Keir Starmer, should he take office, is at least a London MP, and speaks passionately about the capital. He bristles at the “north London lawyer” stereotype that Rishi Sunak so enjoys painting him with not because he’s ashamed of it but because he knows that Archway and Kentish Town – his adopted manor straight out of university – are as much a community as any other found up and down the rest of the UK, with its own heart and soul, its own character, its own successes and local pride. Speaking privately, Starmer is as far removed from Theresa May’s “citizens of nowhere” as one could imagine. He, it is fair to imagine, has more of an idea of the day to day lives of average Londoners than many of those who have indulged their inner Michael Caines just for a year or two (hi, Boris!)

Whether that translates into more support for the capital is an open question.
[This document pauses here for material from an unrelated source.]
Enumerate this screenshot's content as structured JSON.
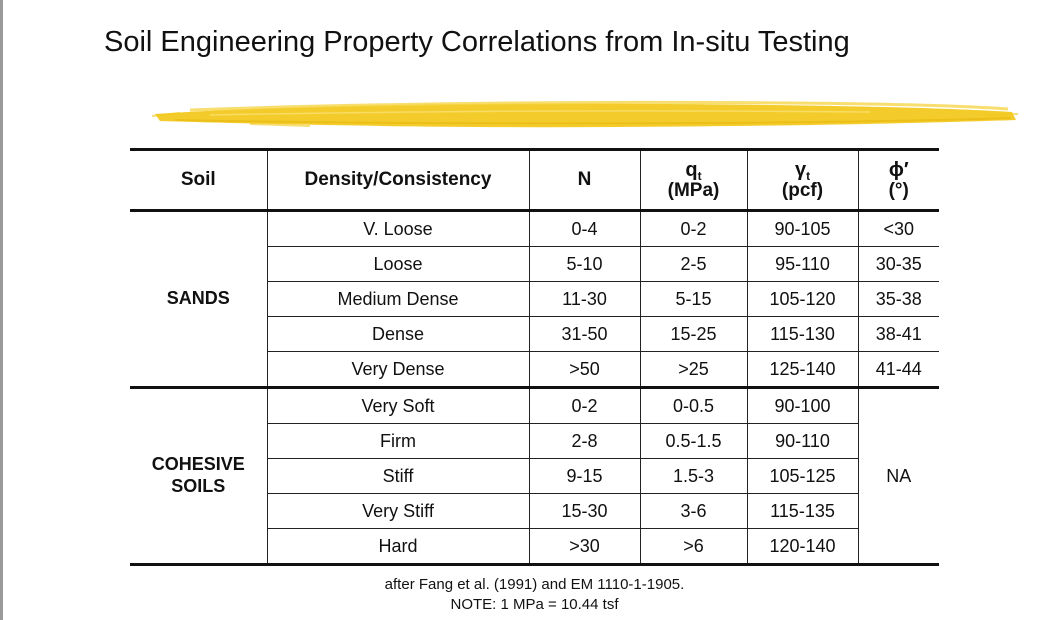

There remains deep envy across the rest of the country at the capital’s perceived iron grip on everything from infrastructure spending to power, despite having a knackered transport system in a financial permacrisis and a Mayoralty which lacks the muscle of some Metro mayors up north. Devolving more tax, spending and decision making power to London would actually bring us more in line with the rest of the country, rather than away from it.

To not do so would be a missed opportunity, and hurt the rest of the UK. The capital remains the country’s biggest engine of growth. Putting some more fuel – electric charge or diesel, we’re agnostic – in the motor can only be a good thing.